TREGER Plastics, a division of Treger Products (Pvt) Ltd, is currently operating at 30% of capacity due to subdued demand, general manager Craig Lowe, has said.

Lowe told government officials led by Industry and Commerce deputy minister Raj Modi during a company tour last week that Treger Plastics had started feeling the pinch due to the prevailing harsh economic conditions.

“When I came here in 2013, Zimbabwe was going through a boom stage . . . but, unfortunately, the packaging industry was dominated by imports, mainly from South Africa and from the east.

We quickly realised that there is no way you could just offer a substantive product, you had to compete with what they (consumers) were used to getting from mainly South Africa…,” Lowe said.

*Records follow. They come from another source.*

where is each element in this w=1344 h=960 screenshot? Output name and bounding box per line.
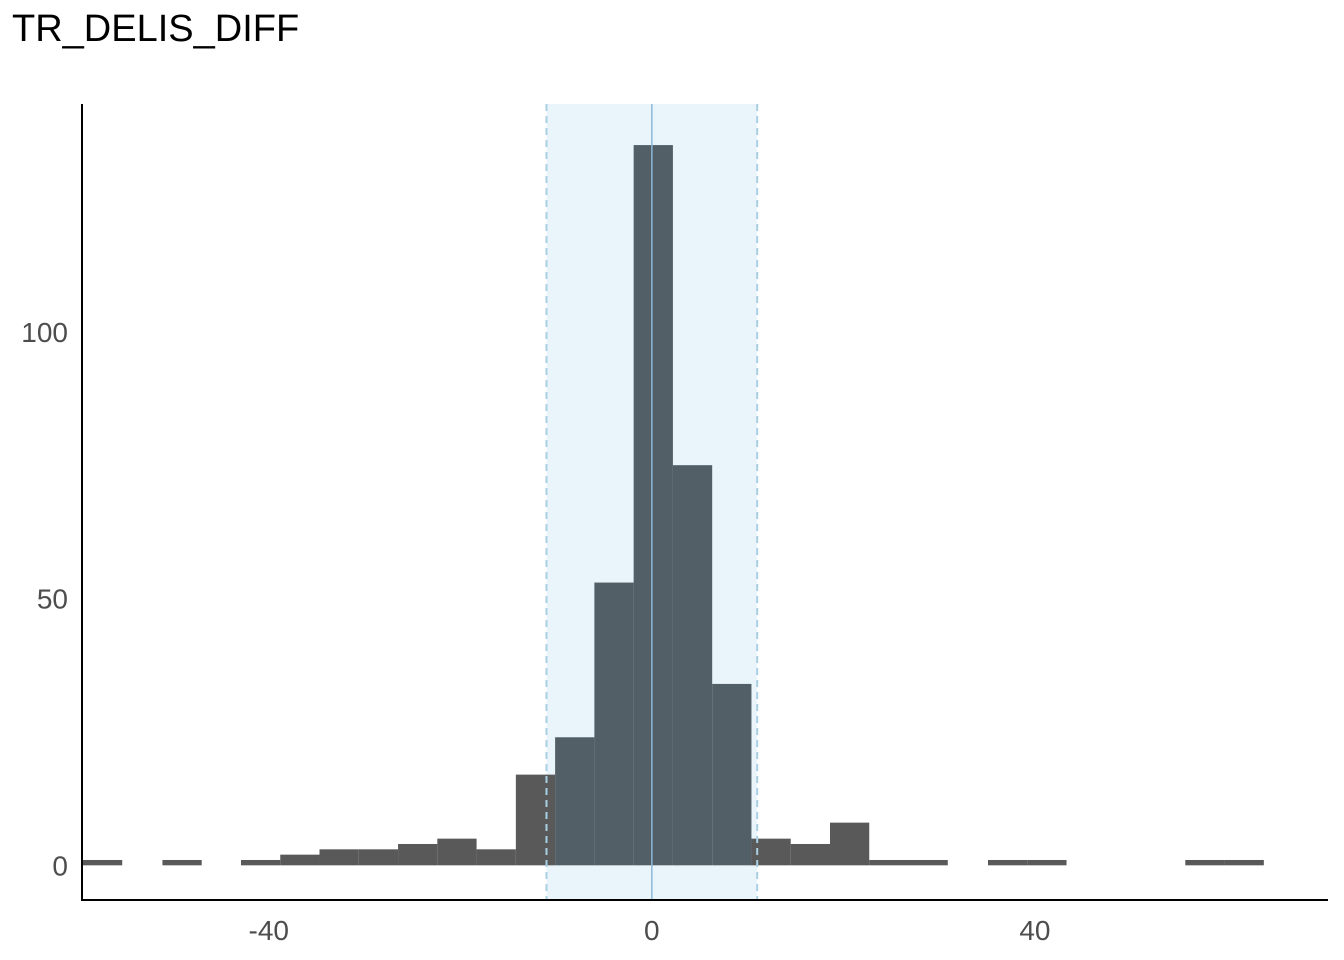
histogram-bar xyxy=(672,465,713,866)
histogram-bar xyxy=(515,774,556,866)
histogram-bar xyxy=(437,838,477,866)
histogram-bar xyxy=(1185,859,1225,866)
x-tick-label: 0 xyxy=(644,915,660,946)
histogram-bar xyxy=(555,737,595,866)
histogram-bar xyxy=(908,859,948,866)
axes-layer xyxy=(81,104,1328,901)
histogram-bar xyxy=(82,859,123,866)
histogram-bar xyxy=(1224,859,1264,866)
y-tick-label: 0 xyxy=(52,850,68,881)
histogram-bar xyxy=(790,843,830,866)
y-tick-label: 100 xyxy=(21,317,68,348)
y-tick-label: 50 xyxy=(37,584,68,615)
histogram-bar xyxy=(829,822,870,866)
histogram-bar xyxy=(633,145,673,866)
histogram-bar xyxy=(869,859,909,866)
x-tick-label: 40 xyxy=(1019,915,1050,946)
histogram-bar xyxy=(1027,859,1067,866)
histogram-bar xyxy=(988,859,1028,866)
histogram-bar xyxy=(280,854,320,866)
tick-labels-layer: -40 0 40 0 50 100 xyxy=(21,317,1050,946)
reference-lines-layer xyxy=(545,104,759,900)
histogram-bar xyxy=(162,859,202,866)
histogram-bar xyxy=(594,582,634,866)
chart-title: TR_DELIS_DIFF xyxy=(12,8,300,50)
histogram-bar xyxy=(319,849,359,866)
histogram-bar xyxy=(398,843,438,866)
histogram-bar xyxy=(476,849,516,866)
histogram-bar xyxy=(712,683,752,866)
histogram-bar xyxy=(240,859,281,866)
x-tick-label: -40 xyxy=(249,915,289,946)
histogram-bar xyxy=(358,849,399,866)
bars-layer xyxy=(82,145,1264,866)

“So we embarked on a R100 million recapitalisation programme and that really hasn’t stopped. When I first got here we were doing about 120 tonnes a month with old equipment and we then recapitalised and quickly ramped up in 2014 to about 400 tonnes in poly and 200 tonnes on the packaging.”

At the turn of the millennium, Lowe said they could produce about 500 tonnes a month with other problems, but now due to economic volatility, they were operating at 30% of capacity.

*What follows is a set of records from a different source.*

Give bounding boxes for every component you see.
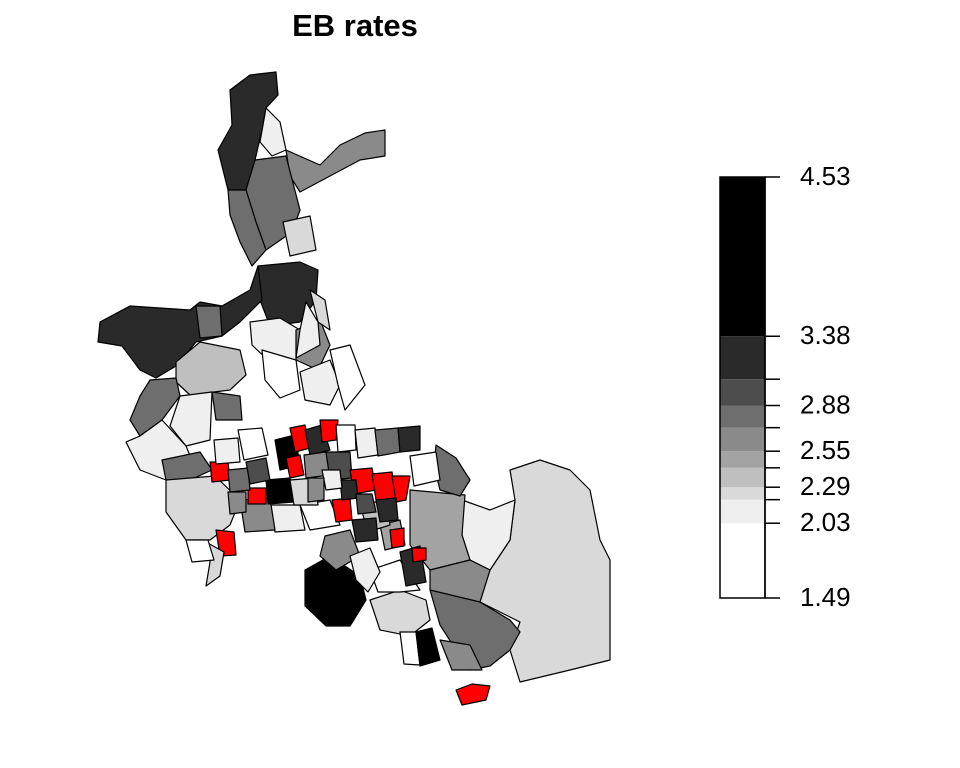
legend-tick-label: 1.49 (800, 582, 851, 612)
region (247, 487, 267, 505)
region (195, 305, 223, 339)
region (319, 529, 361, 571)
region (209, 461, 231, 483)
region (97, 265, 263, 379)
region (389, 527, 405, 549)
region (374, 427, 401, 457)
region (261, 349, 301, 399)
region (331, 497, 353, 523)
region (215, 529, 237, 557)
region (237, 427, 269, 461)
region (185, 539, 215, 563)
region (455, 683, 491, 706)
legend-band (720, 379, 765, 406)
region (227, 491, 247, 515)
region (354, 427, 379, 459)
region (211, 391, 243, 421)
region (329, 344, 366, 411)
legend-tick-label: 2.03 (800, 507, 851, 537)
region (227, 189, 267, 267)
region (245, 457, 271, 485)
region (397, 425, 421, 453)
legend-band (720, 499, 765, 524)
region (282, 215, 317, 257)
region (439, 639, 483, 671)
region (169, 391, 213, 447)
region (175, 341, 247, 396)
region (295, 301, 321, 359)
region (415, 627, 441, 667)
region (307, 477, 325, 503)
region (161, 451, 213, 481)
legend-tick-label: 2.55 (800, 435, 851, 465)
region (349, 547, 381, 593)
legend-band (720, 405, 765, 428)
region (299, 499, 341, 531)
region (335, 424, 357, 453)
legend-band (720, 427, 765, 452)
legend-tick-label: 2.88 (800, 389, 851, 419)
region (339, 479, 359, 501)
region (375, 497, 399, 523)
legend-band (720, 487, 765, 500)
legend-band (720, 451, 765, 468)
region (217, 71, 279, 191)
region (299, 359, 341, 406)
region (433, 444, 471, 497)
legend-tick-label: 3.38 (800, 320, 851, 350)
regions (97, 71, 611, 706)
legend-band (720, 177, 765, 337)
region (319, 419, 339, 443)
legend-tick-label: 4.53 (800, 161, 851, 191)
legend-band (720, 336, 765, 380)
legend-tick-label: 2.29 (800, 471, 851, 501)
region (285, 129, 386, 193)
region (411, 547, 427, 563)
region (321, 469, 343, 491)
region (259, 107, 287, 157)
region (351, 517, 379, 543)
legend: 1.49 2.03 2.29 2.55 2.88 3.38 4.53 (719, 161, 851, 612)
region (213, 437, 241, 465)
region (409, 451, 441, 487)
region (309, 289, 331, 331)
legend-band (720, 523, 765, 598)
region (429, 589, 521, 671)
map-title: EB rates (292, 8, 418, 43)
legend-band (720, 467, 765, 488)
region (227, 467, 251, 493)
region (355, 493, 377, 515)
region (369, 589, 431, 637)
region (391, 475, 411, 503)
region (285, 454, 305, 479)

“That continued happily until about 2017 when we started to feel the dissipation in the market. As a result, volumes started to drop. We could probably be doing 150 tonnes in poly and 100 tonnes on packaging as opposed to 400 and 200 tonnes. So again, that’s speaks to your 30% (capacity) and that has been holding firmly to that level for about six months,” he said.

“When we go around and talk to customers, it’s just that the demand is not there as it used to be. It’s not that we are suffering from imports. Customers want to buy local,” Lowe said.

Treger Plastics in 2016 invested in a plastic recycling plant at a cost of US$1 million, a first of its kind in Bulawayo.

The recycling plant, which is located in Thorngrove, recycles plastic which the company then uses as raw material in the plastic modelling department.

Lowe said they, however, remain bullish about continuing investing in Zimbabwe.

“We continue to invest, but more in local content where we can use local material, local monies …,” he said.

The company currently employs about 280 people.

Treger Products is part of the privately-owned Treger Group of companies and has been operating in Zimbabwe since 1911.

It has five manufacturing divisions — Monarch Steel, Kango Products, Treger Plastics, Zimbabwe Grain Bag and Treger Harare.